Foto di Victoria Torresi
Parliamo di Fika Futura

Quel pezzo è nato nella metro di Roma. Ero in ritardo e volevo vedere la mostra di Marina Abramovic. Un po’ mi sono ispirato a lei ma anche ad un libello che c’era negli anni 80-90 che avevo letto. Era un opuscolo cyber femminista con una serie di vademecum e comportamenti da avere. Quindi memore di quel periodo, ho dato a questa canzone un titolo provocatorio e ironico.

Supererò è invece dedicata a tuo figlio…

Quando ho scritto questa canzone, mi sarebbe piaciuta cantarla in dialetto napoletano perché gli accordi ricordavano un po’ qualcosa di Pino Daniele.

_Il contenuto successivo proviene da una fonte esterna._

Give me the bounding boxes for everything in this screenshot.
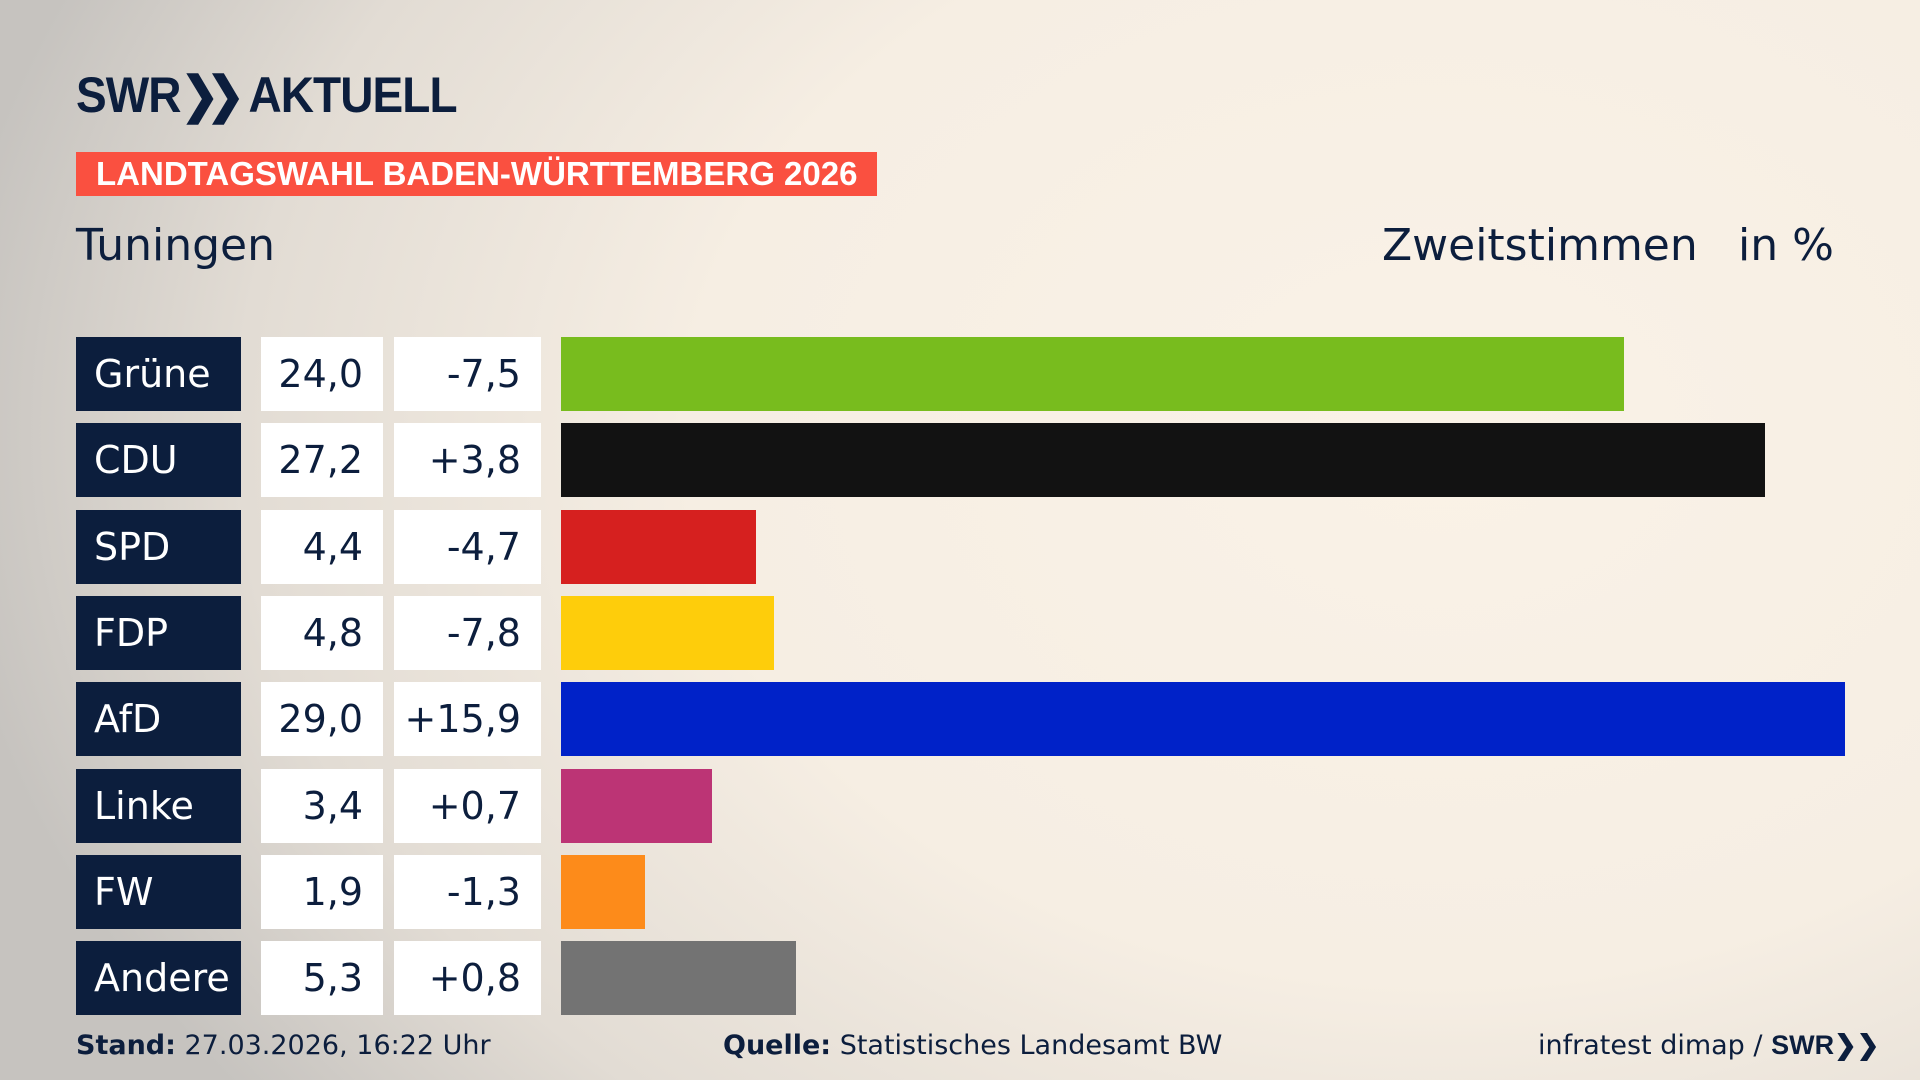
vote-share: 5,3 bbox=[261, 941, 383, 1016]
party-row: AfD 29,0 +15,9 bbox=[0, 682, 1920, 757]
vote-share: 29,0 bbox=[261, 682, 383, 757]
party-row: Andere 5,3 +0,8 bbox=[0, 941, 1920, 1016]
vote-change: -7,5 bbox=[394, 337, 541, 411]
vote-change: +3,8 bbox=[394, 423, 541, 498]
vote-change: -4,7 bbox=[394, 509, 541, 584]
bar bbox=[561, 941, 796, 1016]
election-banner: LANDTAGSWAHL BADEN-WÜRTTEMBERG 2026 bbox=[76, 152, 878, 196]
measure-label: Zweitstimmen bbox=[1382, 220, 1698, 271]
party-row: FDP 4,8 -7,8 bbox=[0, 595, 1920, 670]
bar bbox=[561, 682, 1845, 757]
vote-change: +0,8 bbox=[394, 941, 541, 1016]
timestamp: Stand: 27.03.2026, 16:22 Uhr bbox=[76, 1030, 491, 1061]
vote-share: 4,8 bbox=[261, 595, 383, 670]
party-row: Linke 3,4 +0,7 bbox=[0, 768, 1920, 843]
vote-share: 24,0 bbox=[261, 337, 383, 411]
bar bbox=[561, 595, 774, 670]
party-row: FW 1,9 -1,3 bbox=[0, 854, 1920, 929]
bar bbox=[561, 509, 756, 584]
vote-change: -1,3 bbox=[394, 854, 541, 929]
vote-share: 3,4 bbox=[261, 768, 383, 843]
bar bbox=[561, 854, 646, 929]
vote-share: 27,2 bbox=[261, 423, 383, 498]
party-row: Grüne 24,0 -7,5 bbox=[0, 337, 1920, 411]
party-name: Linke bbox=[76, 768, 241, 843]
party-name: FW bbox=[76, 854, 241, 929]
unit-label: in % bbox=[1738, 220, 1834, 271]
swr-aktuell-logo: SWR❯❯ AKTUELL bbox=[76, 67, 458, 123]
vote-share: 1,9 bbox=[261, 854, 383, 929]
party-name: FDP bbox=[76, 595, 241, 670]
vote-change: -7,8 bbox=[394, 595, 541, 670]
source: Quelle: Statistisches Landesamt BW bbox=[723, 1030, 1223, 1061]
party-name: Andere bbox=[76, 941, 241, 1016]
party-name: AfD bbox=[76, 682, 241, 757]
place-title: Tuningen bbox=[76, 220, 275, 271]
bar bbox=[561, 423, 1766, 498]
party-name: CDU bbox=[76, 423, 241, 498]
party-row: SPD 4,4 -4,7 bbox=[0, 509, 1920, 584]
party-row: CDU 27,2 +3,8 bbox=[0, 423, 1920, 498]
party-name: SPD bbox=[76, 509, 241, 584]
vote-change: +0,7 bbox=[394, 768, 541, 843]
bar bbox=[561, 337, 1624, 411]
party-name: Grüne bbox=[76, 337, 241, 411]
credit: infratest dimap / SWR❯❯ bbox=[1538, 1030, 1880, 1061]
swr-logo: SWR❯❯ bbox=[1771, 1030, 1880, 1060]
vote-change: +15,9 bbox=[394, 682, 541, 757]
bar bbox=[561, 768, 712, 843]
vote-share: 4,4 bbox=[261, 509, 383, 584]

Poi i miei amici napoletani mi hanno detto che non era il caso e l’ho riadattata. Di sicuro è nata in un periodo per me di grande sofferenza, è un brano intimo e liberatorio. Parla di un bimbo supereroe che mi salva, però la distanza e la separazione mi hanno portato a dire quello che poi dico nel testo…

Mare è invece dedicata a tuo padre…

Voglio in primis dire che mio padre è vivo (ride, ndr). Probabilmente mi ha maledetto dopo aver ascoltato questa canzone. Comunque inizialmente nella bara avevo messo mio nonno, che poi è un’immagine che realmente ho vissuto. Le immagini sono volutamente pensate per saltare da un posto all’altro, è stata una canzone molto sofferta anche questa, difficile da suonare anche.

Foto di Victoria Torresi
Passiamo al video di Geranio che è stato anche scelto da SeeYouSound di Torino ed è nato dalla collaborazione con Marco Santi. Come vi siete incontrati?

Marco Santi è il regista del video, la collaborazione è nata perché io mi sono invaghito del suo modo di lavorare e l’ho contattato sul web. Termini è il backstage del video di Geranio, le idee sono nate in maniera naturale. Volevo che fosse qualcosa di diverso dal solito video musicale ed è venuto fuori un corto vero e proprio. Poi le idee di grafiche vengono dalla direzione artistica di Stefano Bazzano, noi parliamo la stessa lingua.

Il tuo è stato un ritorno d’impatto anche rispetto al disco precedente uscito un po’ di tempo fa. Quali erano le tue aspettative e i tuoi timori?

Non ho avuto timori, non ho mai smesso di scrivere canzoni. Nella mia vita sono successe diverse cose e ho vissuto questi anni facendomi le spalle più larghe, ho lavorato per fare un disco che piacesse per prima cosa a me, che fosse libero da ogni tipo di moda, di sigarette, di telefoni.

Di sicuro il tuo album arriva diretto e sincero, come sei tu…

Ai posteri l’ardua sentenza! Io sono molto sereno, dopo aver vissuto tante cose e aver fatto anche un percorso di analisi per ritrovare una mia adrenalina emotiva, ho scritto questo disco. Concludo dicendo che la musica che faccio è quello che sono come persona, non ho voluto mai snaturarmi e sono rimasto fedele a me stesso.